The report by the Special Inspector General for Afghanistan (SIGAR) rendered an assessment of the country two years after NATO forces pulled out in 2014, leaving behind a small training and assisting mission.
SIGAR serves as an oversight group for the spending of US reconstruction funds in Afghanistan, and their high-risk evaluation notes that Kabul only controls 63 percent of its territory despite some $70 billion spent to train, bolster and equip Afghan forces.
"The Afghan national defense and security force has not yet been capable of securing all of Afghanistan and has lost territory to the insurgency," the report reads.
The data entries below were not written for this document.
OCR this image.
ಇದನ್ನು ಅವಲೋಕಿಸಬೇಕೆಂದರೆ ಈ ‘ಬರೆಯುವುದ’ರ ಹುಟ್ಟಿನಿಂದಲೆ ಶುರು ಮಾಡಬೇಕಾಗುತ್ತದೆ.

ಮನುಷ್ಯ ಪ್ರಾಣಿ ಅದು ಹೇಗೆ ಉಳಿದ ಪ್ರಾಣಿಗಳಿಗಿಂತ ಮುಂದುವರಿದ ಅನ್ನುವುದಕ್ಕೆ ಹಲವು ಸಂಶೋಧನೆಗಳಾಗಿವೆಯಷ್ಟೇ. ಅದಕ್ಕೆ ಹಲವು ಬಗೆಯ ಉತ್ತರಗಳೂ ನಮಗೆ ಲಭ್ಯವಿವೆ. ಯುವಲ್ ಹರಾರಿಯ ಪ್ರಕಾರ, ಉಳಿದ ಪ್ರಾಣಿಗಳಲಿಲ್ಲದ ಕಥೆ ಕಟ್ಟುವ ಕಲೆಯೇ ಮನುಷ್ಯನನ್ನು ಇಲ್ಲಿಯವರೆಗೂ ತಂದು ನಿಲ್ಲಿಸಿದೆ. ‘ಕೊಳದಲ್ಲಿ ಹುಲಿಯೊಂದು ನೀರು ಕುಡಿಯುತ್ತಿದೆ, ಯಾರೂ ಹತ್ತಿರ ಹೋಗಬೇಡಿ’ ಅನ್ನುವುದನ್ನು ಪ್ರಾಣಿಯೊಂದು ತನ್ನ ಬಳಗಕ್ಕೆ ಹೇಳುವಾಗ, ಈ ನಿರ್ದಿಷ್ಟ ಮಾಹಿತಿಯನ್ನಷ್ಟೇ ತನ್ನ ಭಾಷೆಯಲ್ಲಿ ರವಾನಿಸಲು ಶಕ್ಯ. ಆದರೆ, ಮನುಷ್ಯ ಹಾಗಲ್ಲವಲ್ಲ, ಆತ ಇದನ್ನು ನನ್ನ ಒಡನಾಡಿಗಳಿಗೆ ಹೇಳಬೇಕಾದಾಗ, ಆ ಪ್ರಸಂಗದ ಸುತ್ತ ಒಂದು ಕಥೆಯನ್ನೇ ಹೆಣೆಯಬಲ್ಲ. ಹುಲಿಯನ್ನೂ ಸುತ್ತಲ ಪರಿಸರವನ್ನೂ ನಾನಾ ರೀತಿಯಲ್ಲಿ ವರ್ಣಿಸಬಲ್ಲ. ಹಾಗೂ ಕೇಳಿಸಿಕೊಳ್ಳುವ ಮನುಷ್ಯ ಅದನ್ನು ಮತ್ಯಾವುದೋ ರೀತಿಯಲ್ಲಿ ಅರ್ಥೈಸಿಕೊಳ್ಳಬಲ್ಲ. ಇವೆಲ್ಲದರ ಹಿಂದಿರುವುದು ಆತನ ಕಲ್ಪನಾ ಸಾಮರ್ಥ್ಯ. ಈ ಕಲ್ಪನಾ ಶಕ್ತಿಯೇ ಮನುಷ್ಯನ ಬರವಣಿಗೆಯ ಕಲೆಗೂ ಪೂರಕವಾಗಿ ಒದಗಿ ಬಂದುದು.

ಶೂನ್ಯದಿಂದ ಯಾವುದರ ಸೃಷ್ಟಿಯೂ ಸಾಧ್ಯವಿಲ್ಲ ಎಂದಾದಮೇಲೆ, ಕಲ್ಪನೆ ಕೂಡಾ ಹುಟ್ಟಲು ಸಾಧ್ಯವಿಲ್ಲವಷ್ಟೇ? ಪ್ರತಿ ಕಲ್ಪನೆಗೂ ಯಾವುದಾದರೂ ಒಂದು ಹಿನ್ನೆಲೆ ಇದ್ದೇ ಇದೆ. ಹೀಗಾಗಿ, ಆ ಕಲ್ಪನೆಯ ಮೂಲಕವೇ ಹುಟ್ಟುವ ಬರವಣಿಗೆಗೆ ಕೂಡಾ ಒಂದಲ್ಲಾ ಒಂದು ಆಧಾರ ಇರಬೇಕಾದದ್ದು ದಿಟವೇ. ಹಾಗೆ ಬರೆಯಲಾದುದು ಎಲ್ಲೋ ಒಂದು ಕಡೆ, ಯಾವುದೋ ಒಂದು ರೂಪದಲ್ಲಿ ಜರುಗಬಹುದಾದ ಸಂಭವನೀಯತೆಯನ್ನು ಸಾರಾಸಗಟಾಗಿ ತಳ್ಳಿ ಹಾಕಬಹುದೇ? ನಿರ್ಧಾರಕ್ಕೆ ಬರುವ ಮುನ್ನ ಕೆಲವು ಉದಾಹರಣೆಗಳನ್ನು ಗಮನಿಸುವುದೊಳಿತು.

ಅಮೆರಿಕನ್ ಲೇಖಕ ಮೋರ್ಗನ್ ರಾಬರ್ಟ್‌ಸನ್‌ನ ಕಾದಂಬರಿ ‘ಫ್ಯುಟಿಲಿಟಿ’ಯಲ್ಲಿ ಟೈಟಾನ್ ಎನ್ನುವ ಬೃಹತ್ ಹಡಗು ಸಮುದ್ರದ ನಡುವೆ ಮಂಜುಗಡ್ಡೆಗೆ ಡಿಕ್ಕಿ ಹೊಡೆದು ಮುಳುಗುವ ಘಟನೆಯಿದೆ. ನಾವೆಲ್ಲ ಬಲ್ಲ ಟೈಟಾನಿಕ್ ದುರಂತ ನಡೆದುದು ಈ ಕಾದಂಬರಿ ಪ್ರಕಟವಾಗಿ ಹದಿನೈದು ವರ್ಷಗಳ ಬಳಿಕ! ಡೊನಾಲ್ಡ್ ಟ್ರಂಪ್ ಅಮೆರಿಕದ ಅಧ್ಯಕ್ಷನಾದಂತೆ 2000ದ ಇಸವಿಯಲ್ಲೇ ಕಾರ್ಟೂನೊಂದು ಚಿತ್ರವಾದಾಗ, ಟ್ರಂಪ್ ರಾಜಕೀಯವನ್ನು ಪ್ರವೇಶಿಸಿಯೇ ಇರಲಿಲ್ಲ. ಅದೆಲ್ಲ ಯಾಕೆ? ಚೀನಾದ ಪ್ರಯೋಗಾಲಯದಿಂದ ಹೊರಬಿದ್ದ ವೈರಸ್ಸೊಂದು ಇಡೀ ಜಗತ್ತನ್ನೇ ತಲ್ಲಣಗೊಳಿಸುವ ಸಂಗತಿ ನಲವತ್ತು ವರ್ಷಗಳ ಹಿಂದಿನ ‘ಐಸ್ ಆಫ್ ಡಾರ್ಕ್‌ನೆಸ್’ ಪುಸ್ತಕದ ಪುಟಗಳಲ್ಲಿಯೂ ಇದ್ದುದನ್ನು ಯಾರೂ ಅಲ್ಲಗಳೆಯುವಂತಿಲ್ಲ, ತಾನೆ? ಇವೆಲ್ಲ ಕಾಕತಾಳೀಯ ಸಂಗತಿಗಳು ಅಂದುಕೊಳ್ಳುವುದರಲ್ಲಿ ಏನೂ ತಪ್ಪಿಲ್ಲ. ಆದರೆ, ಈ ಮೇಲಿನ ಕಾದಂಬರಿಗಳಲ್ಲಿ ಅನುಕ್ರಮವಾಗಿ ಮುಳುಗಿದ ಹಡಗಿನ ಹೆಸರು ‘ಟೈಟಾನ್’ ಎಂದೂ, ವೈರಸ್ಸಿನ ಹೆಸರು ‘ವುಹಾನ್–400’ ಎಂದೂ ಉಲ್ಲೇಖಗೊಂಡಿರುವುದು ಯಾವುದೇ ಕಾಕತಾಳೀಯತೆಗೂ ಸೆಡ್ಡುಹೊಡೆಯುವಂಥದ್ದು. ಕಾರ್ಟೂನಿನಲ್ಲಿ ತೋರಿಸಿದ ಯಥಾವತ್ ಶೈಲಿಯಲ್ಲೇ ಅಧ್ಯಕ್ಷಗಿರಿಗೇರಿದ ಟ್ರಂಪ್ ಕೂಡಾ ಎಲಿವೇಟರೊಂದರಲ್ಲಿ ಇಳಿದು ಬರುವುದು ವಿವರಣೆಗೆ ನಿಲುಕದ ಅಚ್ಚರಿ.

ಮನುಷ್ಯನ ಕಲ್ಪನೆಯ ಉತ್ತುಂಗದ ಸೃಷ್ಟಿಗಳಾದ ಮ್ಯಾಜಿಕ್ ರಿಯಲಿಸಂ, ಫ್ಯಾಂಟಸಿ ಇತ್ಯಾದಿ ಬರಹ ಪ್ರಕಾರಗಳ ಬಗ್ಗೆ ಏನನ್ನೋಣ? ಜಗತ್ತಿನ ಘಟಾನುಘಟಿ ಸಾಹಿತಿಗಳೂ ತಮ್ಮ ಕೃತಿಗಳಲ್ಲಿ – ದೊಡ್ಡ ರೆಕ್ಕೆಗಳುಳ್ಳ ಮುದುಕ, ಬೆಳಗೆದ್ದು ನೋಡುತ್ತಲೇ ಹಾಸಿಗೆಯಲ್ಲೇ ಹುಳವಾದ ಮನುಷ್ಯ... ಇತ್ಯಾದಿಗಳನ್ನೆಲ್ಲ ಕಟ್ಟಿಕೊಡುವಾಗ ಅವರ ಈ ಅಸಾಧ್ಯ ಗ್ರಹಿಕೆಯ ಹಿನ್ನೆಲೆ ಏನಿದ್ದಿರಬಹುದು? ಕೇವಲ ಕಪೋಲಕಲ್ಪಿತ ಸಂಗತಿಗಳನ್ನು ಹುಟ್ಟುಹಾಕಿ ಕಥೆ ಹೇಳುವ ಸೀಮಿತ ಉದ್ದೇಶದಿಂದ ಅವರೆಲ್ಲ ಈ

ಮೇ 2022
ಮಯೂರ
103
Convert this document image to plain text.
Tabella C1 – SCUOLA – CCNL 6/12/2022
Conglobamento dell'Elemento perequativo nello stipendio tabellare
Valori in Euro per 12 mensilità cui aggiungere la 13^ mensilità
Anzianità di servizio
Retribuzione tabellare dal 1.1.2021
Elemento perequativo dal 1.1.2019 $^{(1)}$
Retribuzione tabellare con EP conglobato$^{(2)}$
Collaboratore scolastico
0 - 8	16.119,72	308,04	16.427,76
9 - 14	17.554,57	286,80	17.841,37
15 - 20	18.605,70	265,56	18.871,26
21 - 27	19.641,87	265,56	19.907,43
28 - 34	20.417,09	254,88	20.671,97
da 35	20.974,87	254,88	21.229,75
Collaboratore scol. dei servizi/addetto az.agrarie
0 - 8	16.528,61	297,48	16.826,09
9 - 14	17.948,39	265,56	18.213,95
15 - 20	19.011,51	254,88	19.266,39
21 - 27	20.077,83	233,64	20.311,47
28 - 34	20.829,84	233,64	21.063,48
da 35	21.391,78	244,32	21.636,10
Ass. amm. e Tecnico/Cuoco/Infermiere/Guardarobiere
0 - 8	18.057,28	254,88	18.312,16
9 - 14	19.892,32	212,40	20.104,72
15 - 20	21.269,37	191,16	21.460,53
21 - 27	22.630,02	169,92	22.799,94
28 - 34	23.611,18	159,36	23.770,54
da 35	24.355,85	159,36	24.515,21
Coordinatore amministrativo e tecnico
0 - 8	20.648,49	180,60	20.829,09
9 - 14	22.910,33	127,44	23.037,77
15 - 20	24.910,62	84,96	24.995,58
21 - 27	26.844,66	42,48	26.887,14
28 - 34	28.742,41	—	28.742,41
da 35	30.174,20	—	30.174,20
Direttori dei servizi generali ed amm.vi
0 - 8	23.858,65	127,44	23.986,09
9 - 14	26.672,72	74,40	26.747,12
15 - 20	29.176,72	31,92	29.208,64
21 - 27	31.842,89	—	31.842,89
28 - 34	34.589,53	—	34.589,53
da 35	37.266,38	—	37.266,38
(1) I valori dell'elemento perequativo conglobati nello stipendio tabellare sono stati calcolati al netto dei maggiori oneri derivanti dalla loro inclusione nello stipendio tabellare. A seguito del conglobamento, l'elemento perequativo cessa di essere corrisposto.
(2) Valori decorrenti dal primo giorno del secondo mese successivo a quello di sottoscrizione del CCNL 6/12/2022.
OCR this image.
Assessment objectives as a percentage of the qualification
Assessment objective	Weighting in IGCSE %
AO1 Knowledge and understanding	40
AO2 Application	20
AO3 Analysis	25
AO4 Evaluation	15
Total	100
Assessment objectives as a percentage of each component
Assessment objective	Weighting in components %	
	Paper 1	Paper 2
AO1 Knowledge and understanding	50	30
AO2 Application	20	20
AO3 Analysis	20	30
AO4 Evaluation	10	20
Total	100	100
The document also observed that several areas in the country have become hotbeds for drug trafficking and corruption, with Inspector General John Sopko saying, "To combat the Taliban and other threats, the United States has provided more than $64 billion since 2002, including $3.45 billion in fiscal year 2016 alone, to support the Afghan National Army, the Afghan National Police, and the Afghan Air Force."
Afghan security forces are "generally capable and effective at protecting major population centers, preventing the Taliban from maintaining prolonged control of specific areas, and at responding to Taliban attacks," according to Defense Department reports cited by SIGAR.
Capturing a provincial capital was a key Taliban objective in 2016.
Incidents like Tuesday’s suicide attack near parliament buildings in Kabul showed that militant groups in the country are capable carrying out large-scale attacks on urban centers.
The coordinated attack killed 38 people and wounded many more, after a suicide bomber detonated himself in the Darul Aman area, while a car bomb exploded soon after.
Another Tuesday bombing at a provincial governor’s guest house in Kandahar killed five diplomats from the United Arab Emirates. Kandahar governor Hamayun Azizi and the UAE ambassador were among the wounded.
SIGAR did not place all the blame on the Afghan government, however, saying that Washington did not make a thorough evaluation of the landscape before intervening.
"While some aspects of reconstruction in Afghanistan have continued to improve over the past two years,” the report stated, “most of the issues highlighted in this report have not…the United States contributed significantly to the problems in Afghanistan by dumping too much money, too quickly, into too small an economy, with too little oversight."